Sabritec Filter Technology

As the connector industry has grown and the products incorporate more technology, so the components have had to increase in complexity. The filter connector is a sterling example of this technology growth.

In the early 1980's the filter connector (still in its infancy) used exclusively tubular type capacitors. These capacitors served the needs of the industry well at that time. However, low yields and an array of quality problems suggested that the tubular capacitor was no longer sufficient for the systems it was designed into. Therefore, in the late 1980's the monolithic planar array was born into existence.
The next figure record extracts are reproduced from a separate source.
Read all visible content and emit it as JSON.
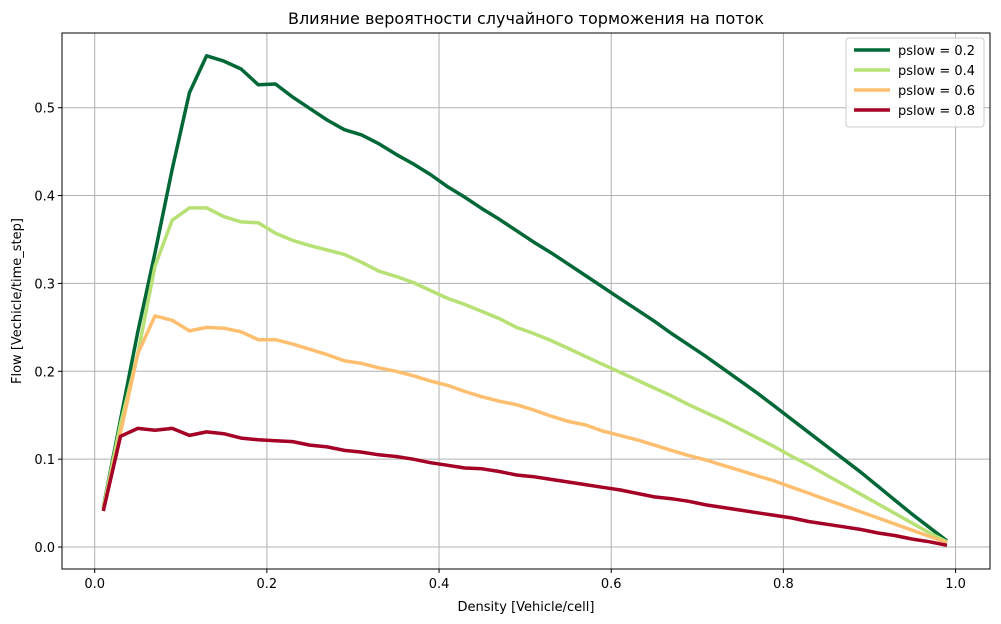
{
  "chart_data": {
    "type": "line",
    "title": "Влияние вероятности случайного торможения на поток",
    "xlabel": "Density [Vehicle/cell]",
    "ylabel": "Flow [Vechicle/time_step]",
    "xlim": [
      -0.038,
      1.04
    ],
    "ylim": [
      -0.025,
      0.585
    ],
    "xticks": [
      0.0,
      0.2,
      0.4,
      0.6,
      0.8,
      1.0
    ],
    "xtick_labels": [
      "0.0",
      "0.2",
      "0.4",
      "0.6",
      "0.8",
      "1.0"
    ],
    "yticks": [
      0.0,
      0.1,
      0.2,
      0.3,
      0.4,
      0.5
    ],
    "ytick_labels": [
      "0.0",
      "0.1",
      "0.2",
      "0.3",
      "0.4",
      "0.5"
    ],
    "grid": true,
    "legend_position": "top-right",
    "x": [
      0.01,
      0.03,
      0.05,
      0.07,
      0.09,
      0.11,
      0.13,
      0.15,
      0.17,
      0.19,
      0.21,
      0.23,
      0.25,
      0.27,
      0.29,
      0.31,
      0.33,
      0.35,
      0.37,
      0.39,
      0.41,
      0.43,
      0.45,
      0.47,
      0.49,
      0.51,
      0.53,
      0.55,
      0.57,
      0.59,
      0.61,
      0.63,
      0.65,
      0.67,
      0.69,
      0.71,
      0.73,
      0.75,
      0.77,
      0.79,
      0.81,
      0.83,
      0.85,
      0.87,
      0.89,
      0.91,
      0.93,
      0.95,
      0.97,
      0.99
    ],
    "series": [
      {
        "name": "pslow = 0.2",
        "color": "#006837",
        "values": [
          0.045,
          0.145,
          0.245,
          0.335,
          0.43,
          0.517,
          0.559,
          0.553,
          0.544,
          0.526,
          0.527,
          0.512,
          0.499,
          0.486,
          0.475,
          0.469,
          0.459,
          0.447,
          0.436,
          0.424,
          0.41,
          0.398,
          0.385,
          0.373,
          0.36,
          0.347,
          0.335,
          0.322,
          0.309,
          0.296,
          0.283,
          0.27,
          0.257,
          0.243,
          0.23,
          0.217,
          0.203,
          0.189,
          0.175,
          0.16,
          0.145,
          0.13,
          0.115,
          0.1,
          0.085,
          0.069,
          0.053,
          0.037,
          0.022,
          0.007
        ]
      },
      {
        "name": "pslow = 0.4",
        "color": "#b7e075",
        "values": [
          0.044,
          0.14,
          0.22,
          0.32,
          0.372,
          0.386,
          0.386,
          0.376,
          0.37,
          0.369,
          0.357,
          0.349,
          0.343,
          0.338,
          0.333,
          0.324,
          0.314,
          0.308,
          0.301,
          0.292,
          0.283,
          0.276,
          0.268,
          0.26,
          0.25,
          0.243,
          0.235,
          0.226,
          0.217,
          0.208,
          0.199,
          0.19,
          0.181,
          0.172,
          0.162,
          0.153,
          0.144,
          0.134,
          0.124,
          0.114,
          0.103,
          0.093,
          0.082,
          0.071,
          0.06,
          0.049,
          0.038,
          0.027,
          0.016,
          0.006
        ]
      },
      {
        "name": "pslow = 0.6",
        "color": "#fdbf6f",
        "values": [
          0.043,
          0.13,
          0.22,
          0.263,
          0.258,
          0.246,
          0.25,
          0.249,
          0.245,
          0.236,
          0.236,
          0.231,
          0.225,
          0.219,
          0.212,
          0.209,
          0.204,
          0.2,
          0.195,
          0.189,
          0.184,
          0.177,
          0.171,
          0.166,
          0.162,
          0.156,
          0.149,
          0.143,
          0.139,
          0.132,
          0.127,
          0.122,
          0.116,
          0.11,
          0.104,
          0.099,
          0.093,
          0.087,
          0.081,
          0.075,
          0.068,
          0.061,
          0.054,
          0.047,
          0.04,
          0.033,
          0.026,
          0.019,
          0.012,
          0.005
        ]
      },
      {
        "name": "pslow = 0.8",
        "color": "#a50026",
        "values": [
          0.041,
          0.126,
          0.135,
          0.133,
          0.135,
          0.127,
          0.131,
          0.129,
          0.124,
          0.122,
          0.121,
          0.12,
          0.116,
          0.114,
          0.11,
          0.108,
          0.105,
          0.103,
          0.1,
          0.096,
          0.093,
          0.09,
          0.089,
          0.086,
          0.082,
          0.08,
          0.077,
          0.074,
          0.071,
          0.068,
          0.065,
          0.061,
          0.057,
          0.055,
          0.052,
          0.048,
          0.045,
          0.042,
          0.039,
          0.036,
          0.033,
          0.029,
          0.026,
          0.023,
          0.02,
          0.016,
          0.013,
          0.009,
          0.006,
          0.002
        ]
      }
    ]
  }
}
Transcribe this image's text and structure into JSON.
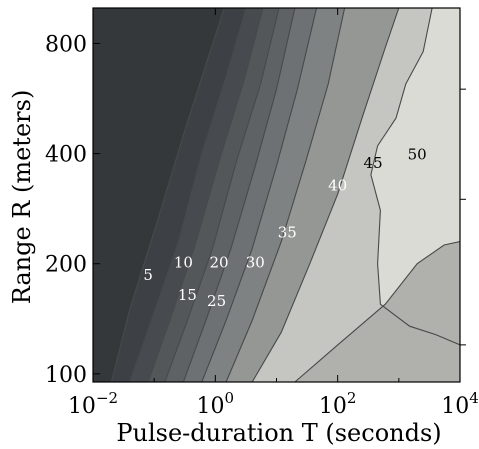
{
  "chart_data": {
    "type": "contour",
    "title": "",
    "xlabel": "Pulse-duration T  (seconds)",
    "ylabel": "Range R  (meters)",
    "x_scale": "log",
    "y_scale": "log",
    "xlim": [
      0.01,
      10000
    ],
    "ylim": [
      95,
      1000
    ],
    "x_ticks": [
      {
        "value": 0.01,
        "base": "10",
        "exp": "−2"
      },
      {
        "value": 1,
        "base": "10",
        "exp": "0"
      },
      {
        "value": 100,
        "base": "10",
        "exp": "2"
      },
      {
        "value": 10000,
        "base": "10",
        "exp": "4"
      }
    ],
    "y_ticks": [
      {
        "value": 100,
        "label": "100"
      },
      {
        "value": 200,
        "label": "200"
      },
      {
        "value": 400,
        "label": "400"
      },
      {
        "value": 800,
        "label": "800"
      }
    ],
    "levels": [
      5,
      10,
      15,
      20,
      25,
      30,
      35,
      40,
      45,
      50
    ],
    "colors": {
      "fills": [
        "#34383b",
        "#3d4145",
        "#474b4f",
        "#53575a",
        "#5e6265",
        "#6e7173",
        "#7f8282",
        "#959795",
        "#b0b1ad",
        "#c5c6c1",
        "#dadbd4"
      ],
      "line": "#474a4a"
    },
    "contour_labels": [
      {
        "text": "5",
        "x": 0.08,
        "y": 185,
        "color": "#ffffff"
      },
      {
        "text": "10",
        "x": 0.3,
        "y": 200,
        "color": "#ffffff"
      },
      {
        "text": "15",
        "x": 0.35,
        "y": 163,
        "color": "#ffffff"
      },
      {
        "text": "20",
        "x": 1.15,
        "y": 200,
        "color": "#ffffff"
      },
      {
        "text": "25",
        "x": 1.05,
        "y": 157,
        "color": "#ffffff"
      },
      {
        "text": "30",
        "x": 4.5,
        "y": 200,
        "color": "#ffffff"
      },
      {
        "text": "35",
        "x": 15,
        "y": 242,
        "color": "#ffffff"
      },
      {
        "text": "40",
        "x": 100,
        "y": 325,
        "color": "#ffffff"
      },
      {
        "text": "45",
        "x": 380,
        "y": 375,
        "color": "#000000"
      },
      {
        "text": "50",
        "x": 2000,
        "y": 395,
        "color": "#000000"
      }
    ],
    "boundaries": [
      [
        [
          0.02,
          95
        ],
        [
          0.04,
          150
        ],
        [
          0.12,
          270
        ],
        [
          0.3,
          450
        ],
        [
          0.7,
          700
        ],
        [
          1.4,
          1000
        ]
      ],
      [
        [
          0.04,
          95
        ],
        [
          0.09,
          140
        ],
        [
          0.25,
          230
        ],
        [
          0.6,
          400
        ],
        [
          1.5,
          650
        ],
        [
          3.2,
          1000
        ]
      ],
      [
        [
          0.08,
          95
        ],
        [
          0.18,
          140
        ],
        [
          0.45,
          220
        ],
        [
          1.2,
          390
        ],
        [
          3,
          640
        ],
        [
          6,
          1000
        ]
      ],
      [
        [
          0.15,
          95
        ],
        [
          0.35,
          140
        ],
        [
          0.9,
          220
        ],
        [
          2.2,
          380
        ],
        [
          5.5,
          620
        ],
        [
          11,
          1000
        ]
      ],
      [
        [
          0.3,
          95
        ],
        [
          0.7,
          140
        ],
        [
          1.8,
          220
        ],
        [
          4.5,
          370
        ],
        [
          10,
          600
        ],
        [
          20,
          1000
        ]
      ],
      [
        [
          0.6,
          95
        ],
        [
          1.5,
          140
        ],
        [
          4,
          220
        ],
        [
          10,
          370
        ],
        [
          22,
          600
        ],
        [
          45,
          1000
        ]
      ],
      [
        [
          1.5,
          95
        ],
        [
          4,
          140
        ],
        [
          12,
          230
        ],
        [
          30,
          380
        ],
        [
          70,
          620
        ],
        [
          130,
          1000
        ]
      ],
      [
        [
          4,
          95
        ],
        [
          12,
          130
        ],
        [
          35,
          200
        ],
        [
          100,
          310
        ],
        [
          250,
          500
        ],
        [
          600,
          780
        ],
        [
          1000,
          1000
        ]
      ],
      [
        [
          20,
          95
        ],
        [
          100,
          120
        ],
        [
          600,
          155
        ],
        [
          2000,
          200
        ],
        [
          5500,
          225
        ],
        [
          10000,
          230
        ]
      ],
      [
        [
          10000,
          120
        ],
        [
          4000,
          128
        ],
        [
          1500,
          135
        ],
        [
          500,
          155
        ],
        [
          450,
          200
        ],
        [
          500,
          280
        ],
        [
          350,
          350
        ],
        [
          450,
          420
        ],
        [
          900,
          500
        ],
        [
          1300,
          620
        ],
        [
          2500,
          760
        ],
        [
          3500,
          1000
        ]
      ]
    ]
  }
}
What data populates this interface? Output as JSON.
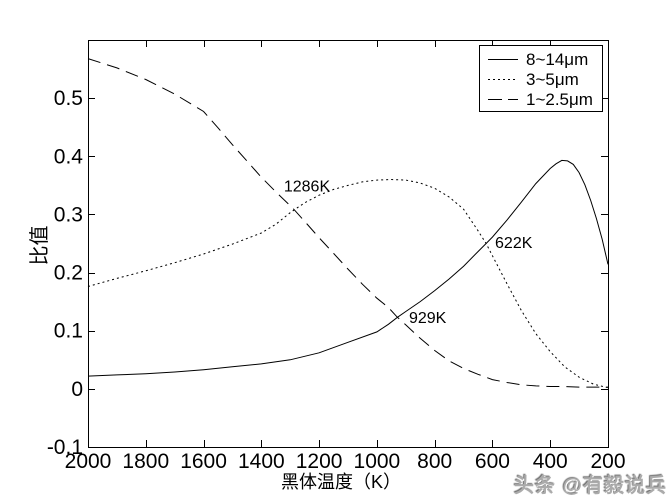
{
  "figure": {
    "background": "#ffffff",
    "frame_color": "#000000"
  },
  "watermark": {
    "text": "头条 @有毅说兵",
    "color": "#ababab"
  },
  "chart_data": {
    "type": "line",
    "title": "",
    "xlabel": "黑体温度（K）",
    "ylabel": "比值",
    "xlim": [
      2000,
      200
    ],
    "ylim": [
      -0.1,
      0.6
    ],
    "x_axis_reversed": true,
    "grid": false,
    "axis_color": "#000000",
    "x_ticks": [
      2000,
      1800,
      1600,
      1400,
      1200,
      1000,
      800,
      600,
      400,
      200
    ],
    "y_ticks": [
      -0.1,
      0,
      0.1,
      0.2,
      0.3,
      0.4,
      0.5
    ],
    "legend": {
      "position": "top-right",
      "border": true
    },
    "series": [
      {
        "name": "8~14μm",
        "style": "solid",
        "color": "#000000",
        "points": [
          [
            2000,
            0.022
          ],
          [
            1900,
            0.024
          ],
          [
            1800,
            0.026
          ],
          [
            1700,
            0.029
          ],
          [
            1600,
            0.033
          ],
          [
            1500,
            0.038
          ],
          [
            1400,
            0.043
          ],
          [
            1300,
            0.05
          ],
          [
            1200,
            0.062
          ],
          [
            1100,
            0.08
          ],
          [
            1000,
            0.098
          ],
          [
            960,
            0.111
          ],
          [
            929,
            0.123
          ],
          [
            900,
            0.133
          ],
          [
            850,
            0.15
          ],
          [
            800,
            0.169
          ],
          [
            750,
            0.189
          ],
          [
            700,
            0.211
          ],
          [
            650,
            0.236
          ],
          [
            622,
            0.25
          ],
          [
            600,
            0.261
          ],
          [
            550,
            0.29
          ],
          [
            500,
            0.321
          ],
          [
            450,
            0.353
          ],
          [
            400,
            0.379
          ],
          [
            380,
            0.387
          ],
          [
            360,
            0.393
          ],
          [
            340,
            0.392
          ],
          [
            320,
            0.386
          ],
          [
            300,
            0.372
          ],
          [
            280,
            0.351
          ],
          [
            260,
            0.324
          ],
          [
            240,
            0.293
          ],
          [
            220,
            0.257
          ],
          [
            200,
            0.214
          ]
        ]
      },
      {
        "name": "3~5μm",
        "style": "dotted",
        "color": "#000000",
        "points": [
          [
            2000,
            0.176
          ],
          [
            1900,
            0.19
          ],
          [
            1800,
            0.203
          ],
          [
            1700,
            0.217
          ],
          [
            1600,
            0.232
          ],
          [
            1500,
            0.249
          ],
          [
            1400,
            0.268
          ],
          [
            1350,
            0.283
          ],
          [
            1300,
            0.303
          ],
          [
            1286,
            0.308
          ],
          [
            1250,
            0.32
          ],
          [
            1200,
            0.333
          ],
          [
            1150,
            0.343
          ],
          [
            1100,
            0.35
          ],
          [
            1050,
            0.356
          ],
          [
            1000,
            0.359
          ],
          [
            950,
            0.36
          ],
          [
            900,
            0.359
          ],
          [
            850,
            0.354
          ],
          [
            800,
            0.345
          ],
          [
            750,
            0.33
          ],
          [
            700,
            0.309
          ],
          [
            650,
            0.272
          ],
          [
            622,
            0.25
          ],
          [
            600,
            0.229
          ],
          [
            550,
            0.181
          ],
          [
            500,
            0.135
          ],
          [
            450,
            0.095
          ],
          [
            400,
            0.064
          ],
          [
            350,
            0.038
          ],
          [
            300,
            0.02
          ],
          [
            250,
            0.008
          ],
          [
            200,
            0.002
          ]
        ]
      },
      {
        "name": "1~2.5μm",
        "style": "dashed",
        "color": "#000000",
        "points": [
          [
            2000,
            0.568
          ],
          [
            1900,
            0.552
          ],
          [
            1800,
            0.532
          ],
          [
            1700,
            0.507
          ],
          [
            1600,
            0.477
          ],
          [
            1550,
            0.449
          ],
          [
            1500,
            0.42
          ],
          [
            1450,
            0.392
          ],
          [
            1400,
            0.364
          ],
          [
            1350,
            0.339
          ],
          [
            1300,
            0.315
          ],
          [
            1286,
            0.308
          ],
          [
            1250,
            0.288
          ],
          [
            1200,
            0.26
          ],
          [
            1150,
            0.233
          ],
          [
            1100,
            0.206
          ],
          [
            1050,
            0.18
          ],
          [
            1000,
            0.156
          ],
          [
            960,
            0.14
          ],
          [
            929,
            0.123
          ],
          [
            900,
            0.11
          ],
          [
            850,
            0.087
          ],
          [
            800,
            0.066
          ],
          [
            750,
            0.048
          ],
          [
            700,
            0.035
          ],
          [
            650,
            0.025
          ],
          [
            600,
            0.016
          ],
          [
            550,
            0.011
          ],
          [
            500,
            0.007
          ],
          [
            450,
            0.005
          ],
          [
            400,
            0.004
          ],
          [
            350,
            0.004
          ],
          [
            300,
            0.003
          ],
          [
            250,
            0.003
          ],
          [
            200,
            0.003
          ]
        ]
      }
    ],
    "annotations": [
      {
        "text": "1286K",
        "x": 1322,
        "y": 0.35
      },
      {
        "text": "929K",
        "x": 889,
        "y": 0.124
      },
      {
        "text": "622K",
        "x": 591,
        "y": 0.253
      }
    ]
  }
}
This new technology incorporated the monolithic chip capacitor technology and adapted it to a multi line configuration. This gave both the ability to achieve higher capacitance per line as well as higher withstanding voltages. The 2 technologies are vastly different in their design and capabilities and I will explain those differences in more detail.

The tubular capacitor is, as it suggests, a tube running the length of the contact with electrodes buried inside. The wall thickness of the tube is dictated by the pin to pin spacing of the connector, the metal ground plate used to ground the capacitor, and the size of the ferrite in a Pi section filter. In a 150 line ARINC 600 module, the pin to pin spacing is .100". Therefore the wall thickness of the tube is .050" minus the web dimension of the ground plane minus the wall thickness of the ferrite. Typically it ends up being around .015" thick. This limited thickness has to be designed to withstand the voltage rating of the system, achieve the desired capacitance and be strong enough for system vibration. As most systems are military the dielectric material in the capacitor must be X7R to achieve the highest capacitance with the least change in capacitance over the temperature range. The tube has the electrodes (which when stacked together increase capacitance) running parallel to the contact. This in combination with the pin to pin spacing limits the capacitance to about 7000 pF at 200VDC.

The systems of today typically require much higher capacitance values and/or require higher voltage ratings. The EFA has several requirements that exceed 200VDC and the vibration requirements are the highest in the industry. The .015" tubular capacitor is not designed to handle these high vibration requirements and there is no space to increase either the capacitance or the voltage rating.

The planar array, on the other hand, is much more complex and versatile in its design. The planar uses the same X7R material as the tubular capacitor, however the electrodes run perpendicular to the contact. This allows higher capacitance and higher voltage ratings, as the pin to pin spacing does not affect the design as much. With the electrodes running perpendicular to the contact, we can stack more electrodes thus increasing capacitance and at the same time, thicken the dielectric between electrodes to increase withstanding voltages. For this reason, we can achieve in the same 150 pin ARINC 600 cavity, a capacitance of 30,000 pF per line per planar at 600VDC. This makes for a total capacitance of 60,000 pF in a Pi section filter as there are 2 planar arrays in a Pi filter.

The planar array also has the advantage of strength. As the layers of ceramics are stacked perpendicular to the contact, we can increase the planar thickness to about .100" to withstand high vibration scenarios as in the EFA. This far outweighs the .015" found in the Tubular capacitor.

The users in the military market all agree that the planar array is the only method for effectively filtering a connector and most users make this statement in their filter connector specifications. The tubular capacitor should never be used in a military airborne application in a filtered connector.

Around 1990 the planar array was tested and accepted as the capacitor design of choice in military applications. It is both rugged and capable of achieving high capacitance values at higher working voltage levels. The design is a multi-layer stacking of anode and cathode electrodes to achieve the desired capacitance. Dues to the diameter of the array in the connector the capacitance could be achieved without too many electrodes being used. This kept the ESR (equivalent series resistance) low to offset any resonance in the array at lower frequencies (around 100-200 MHz).

The chip capacitor has not been accepted for use in military programs for filtering inside of a connector as its ESR is considerably higher and is subject to large resonance between 100 and 200 MHz. This would not show up on insertion loss testing as I.L. is tested at specific points and the part will seem to pass at 100 MHz but fail at around 120-150 MHz (which is not typically measured). Usually this is picked up at the EMC testing stage.

To use a chip capacitor means using a PCB in the connector for ground or by soldering wires that act as springs against the contact. If either method is used the grounding for the filter is poor and also lends itself to poor Insertion Loss measurements. This is acceptable in commercial ground based systems such as personal computers, but in higher vibration scenarios the effect is disastrous! Intermittent opens on filtered lines are quite common.

The planar array technology uses solder to achieve 100% ground around the periphery of the array to shell. This maximizes the insertion loss and further reduces any chance of resonance. The thickness and mounting of the array makes it the most rugged manufacturing technique in use. The 3 largest filter connector manufacturers today use planar arrays as we have all tried chip capacitors and found the problems listed above, which also caused great system problems with the users.

Therefore, Sabritec always recommends the use of planar arrays as the technology to use in filter connectors for all aerospace applications. There is an additional cost to using planar array technology, but QUALITY is as important as cost and in this world you get what you pay for.